Lost credibility
January 5, 2012To successfully fend off calls for his resignation. To restore his credibility. Through his television interview, German President Christian Wulff hoped to do both. The first may succeed for the time being. The second, however, is altogether more difficult.
Support for the president is disappearing. With this in mind, Wulff made his public appearance on prime time television.
He admitted mistakes. The way in which he had dealt with the home loan affair had not served the office well, he said. The way in which he had threatened members of the press with "consequences" over their investigations, he declared, was incompatible with his role as president.

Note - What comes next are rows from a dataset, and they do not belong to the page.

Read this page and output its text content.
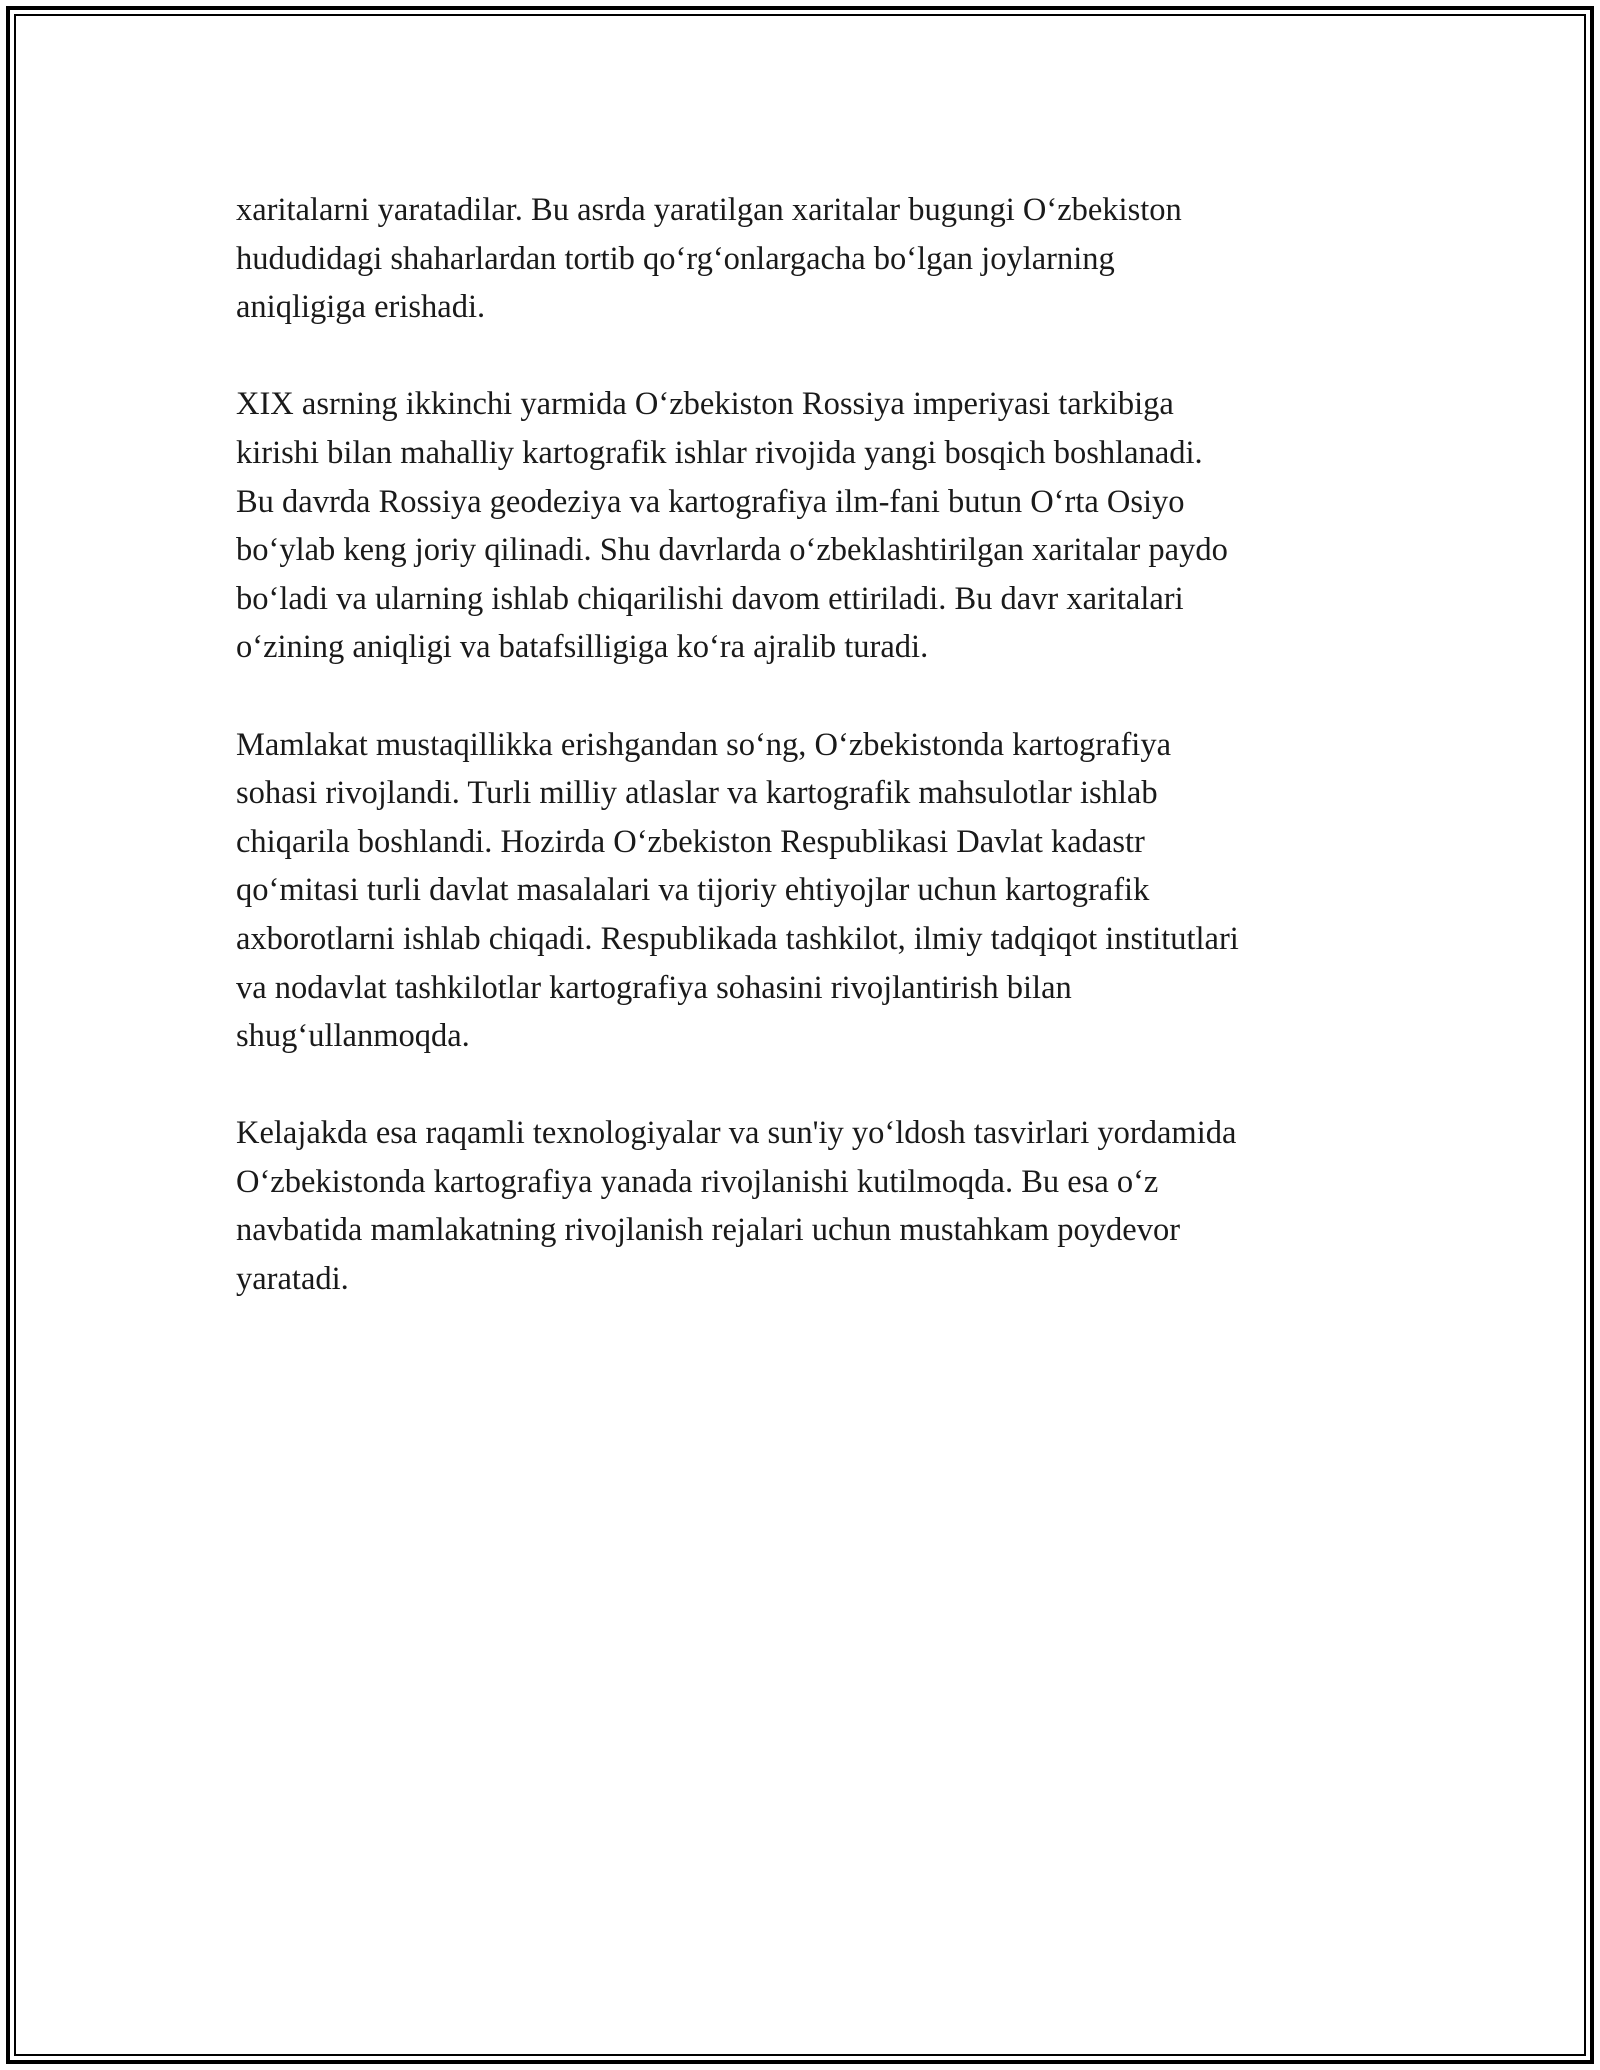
xaritalarni yaratadilar. Bu asrda yaratilgan xaritalar bugungi O‘zbekiston
hududidagi shaharlardan tortib qo‘rg‘onlargacha bo‘lgan joylarning
aniqligiga erishadi.

XIX asrning ikkinchi yarmida O‘zbekiston Rossiya imperiyasi tarkibiga
kirishi bilan mahalliy kartografik ishlar rivojida yangi bosqich boshlanadi.
Bu davrda Rossiya geodeziya va kartografiya ilm-fani butun O‘rta Osiyo
bo‘ylab keng joriy qilinadi. Shu davrlarda o‘zbeklashtirilgan xaritalar paydo
bo‘ladi va ularning ishlab chiqarilishi davom ettiriladi. Bu davr xaritalari
o‘zining aniqligi va batafsilligiga ko‘ra ajralib turadi.

Mamlakat mustaqillikka erishgandan so‘ng, O‘zbekistonda kartografiya
sohasi rivojlandi. Turli milliy atlaslar va kartografik mahsulotlar ishlab
chiqarila boshlandi. Hozirda O‘zbekiston Respublikasi Davlat kadastr
qo‘mitasi turli davlat masalalari va tijoriy ehtiyojlar uchun kartografik
axborotlarni ishlab chiqadi. Respublikada tashkilot, ilmiy tadqiqot institutlari
va nodavlat tashkilotlar kartografiya sohasini rivojlantirish bilan
shug‘ullanmoqda.

Kelajakda esa raqamli texnologiyalar va sun'iy yo‘ldosh tasvirlari yordamida
O‘zbekistonda kartografiya yanada rivojlanishi kutilmoqda. Bu esa o‘z
navbatida mamlakatning rivojlanish rejalari uchun mustahkam poydevor
yaratadi.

In other respects, he was less critical of himself. For example, his close contact with business representatives and his vacations at their expense during his time as premier of the German state of Lower Saxony. He had broken no laws. Wulff presented himself humbly and did his best to portray his lapses as being only human. However, as it was, there was little new in his comments and appraisal of the events.

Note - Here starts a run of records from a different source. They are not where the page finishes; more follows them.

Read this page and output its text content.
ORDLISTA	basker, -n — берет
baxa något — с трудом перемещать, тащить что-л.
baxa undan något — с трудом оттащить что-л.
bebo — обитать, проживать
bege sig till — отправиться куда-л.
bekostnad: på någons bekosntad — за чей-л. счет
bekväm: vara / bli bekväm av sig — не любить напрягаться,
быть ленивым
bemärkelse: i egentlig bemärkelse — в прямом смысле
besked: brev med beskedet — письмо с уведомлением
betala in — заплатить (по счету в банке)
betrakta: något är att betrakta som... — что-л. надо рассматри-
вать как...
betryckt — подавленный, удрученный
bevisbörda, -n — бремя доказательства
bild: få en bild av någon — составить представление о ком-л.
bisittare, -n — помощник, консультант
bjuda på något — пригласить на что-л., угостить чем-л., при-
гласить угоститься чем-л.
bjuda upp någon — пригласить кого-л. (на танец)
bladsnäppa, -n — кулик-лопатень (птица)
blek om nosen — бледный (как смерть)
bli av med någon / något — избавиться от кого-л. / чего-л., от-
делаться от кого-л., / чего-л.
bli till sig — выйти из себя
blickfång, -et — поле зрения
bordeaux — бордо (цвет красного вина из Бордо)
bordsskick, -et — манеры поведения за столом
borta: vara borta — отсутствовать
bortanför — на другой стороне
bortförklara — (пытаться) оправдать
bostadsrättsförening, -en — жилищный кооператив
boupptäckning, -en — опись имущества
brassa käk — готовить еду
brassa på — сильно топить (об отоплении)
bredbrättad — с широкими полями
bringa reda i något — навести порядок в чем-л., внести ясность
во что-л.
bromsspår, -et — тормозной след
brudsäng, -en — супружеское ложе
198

Even after the 15 minutes of televised questions, there were still questions to be answered. Does Christian Wulff have the stature to prevent further damage being done to the office of president? Does he have the same expectations of the office as the citizens that he, as head of state, is supposed to represent? One may have one's doubts about that. After all, even those who say that he should continue in office, must have expected more self-criticism from a man who publicly declared: "Whoever wishes to belong to the elite of a country must also take on the function and responsibility of a role model - no ifs, no buts."
After his public appearance, Wulff should now be expected - no ifs, no buts - to be able to take the special responsibility of the highest office in the land. It should be expected that he can fulfil that responsibility commandingly - as a moral entity and example that is representative of a nation.
Berlin's Bellevue Palace - the official first residence of the president - is not the right place for the type of learning process that the president says he has been going though. The highest office is exemplified through the person that holds it, through their integrity and credibility.
That is something that Wulff will have to work at and his media appearance is, at best, an opening gambit at doing so. Citizens have the right to expect that the man who had a book published with the title "Better the Truth," should live his life accordingly. Whoever puts himself forward as a family man and citizen with integrity should behave in the appropriate manner. As a political professional, nobody should know this better than Wulff.
All the more astounding has been the succession of mistakes that Wulff has made. Was it boldness or naiveté that led him to reveal only little by little the details behind the home loan that he had taken while in public office? What about the fact that he threatened journalists and tried to forestall their investigations, leaving this to be heard on a telephone answering machine?
It is just as Wulff himself said only a few months ago, "Whoever counts himself as one of the elite and bears that responsibility cannot withdraw into their own parallel world." For the president that has a very particular meaning. While, after the interview, he himself may wish to think otherwise, Wulff remains a president on probation.